Relation (Alien)
"Kau yakin?"
"Tentang apa?"
Aku menoleh lewat bahu melihat betapa resahnya orang yang ada di belakangku ini. Kulit cokelat terkena sinar matahari menjadi semakin basah oleh keringat musim panas, aku tahu kalau tidak mau ikut dalam ekspedisi ini atau kenakalan anak-anak lainnya yang tak dapat kalian prediksi. Tapi aku benar-benar penasaran soal cerita itu, hanya ingin membuktikannya saja.
Usiaku 11 tahun dan orang-orang bilang aku anak yang berani mungkin karena aku tipe yang selalu penasaran dengan segalanya.
"Angelo, Tatiana, kita berhenti saja, aku tidak mau kena marah Bibi Vivi lagi."
"Hey! Jangan sampai acara penyelidikan kita terbengkalai hanya karena kau takut! Kalau kau takut biar aku saja dan Angie yang pergi, ya 'kan?"
Anak tertua di kelompok menyembulkan kepala dari balik pohon, ia adalah anak yang menjadi otak dari ekspedisi ini, namanya Tatiana dan dia memanggilku "Angie" ketimbang nama asliku sendiri, itu terdengar lucu dan aku mempersilakan ia memanggilku begitu. "Itu benar dan aku sedang memengaruhimu, Corteo!"
Aku tidak tahu Tatiana itu dari mana, tapi orangtuanya bilang mereka dari Chicago. Ayahnya adalah pria asal Russia, aku hanya menebaknya saja karena itu terlihat dari bagaimana Tatiana berbicara, sementara ibunya asli orang sini. Itu sih yang aku tahu.
"Lagi pula Alien itu tidak ada dan kalian jangan mengada-ngada! kita hanya anak kecil! Jika ada lubang di sana kita akan masuk dan mati karena kehabisan oksigen."
"Kau hanya menakuti Angie, tapi itu tidak akan berhasil. Ayolah, Corteo. Nanti aku traktir makan kue deh, aku dengar di stasiun ada kue yang enak banget..."
"Aku tidak suka, Tatiana. Kalo ada hal aneh terjadi, aku tak mau tanggung jawab."
"Aku tidak menyuruhmu tanggung jawab, tapi ikutlah denganku dan Angie. Kau bahkan tak ikut saat aku dan Angie mengajakmu mencari Hantu Kepala Buntung!"

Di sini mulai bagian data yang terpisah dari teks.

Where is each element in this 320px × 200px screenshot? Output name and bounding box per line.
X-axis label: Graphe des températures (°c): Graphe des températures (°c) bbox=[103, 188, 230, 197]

"Karena itu mengerikan, Tatiana!"
Aku tertawa sembari menatap langit. "Mau ikut atau tidak aku tak peduli, asalkan aku makan kue gratis aku mau sekali..."
Bahkan langit ini terasa sangat hangat...
.
.
.
Aku tak melihat sesuatu yang baik, kecuali wajah sumringah Tatiana yang takjub melihat pemandangan, aku tak yakin apa dia senang atau semacamnya tapi aku harap begitu. Jikapun ini benar, aku harap akan baik-baik saja, begitupun dengan aku, dia dan Corteo yang penakut ini.
Setelah melewati hutan yang penuh dengan batu dan beberapa Pinus hingga suara Jangkrik dan kepak Capung, kami melihat sesuatu yang dicari. Entahlah, seperti menemukan mainan bagus yang bekas atau makan permen karet.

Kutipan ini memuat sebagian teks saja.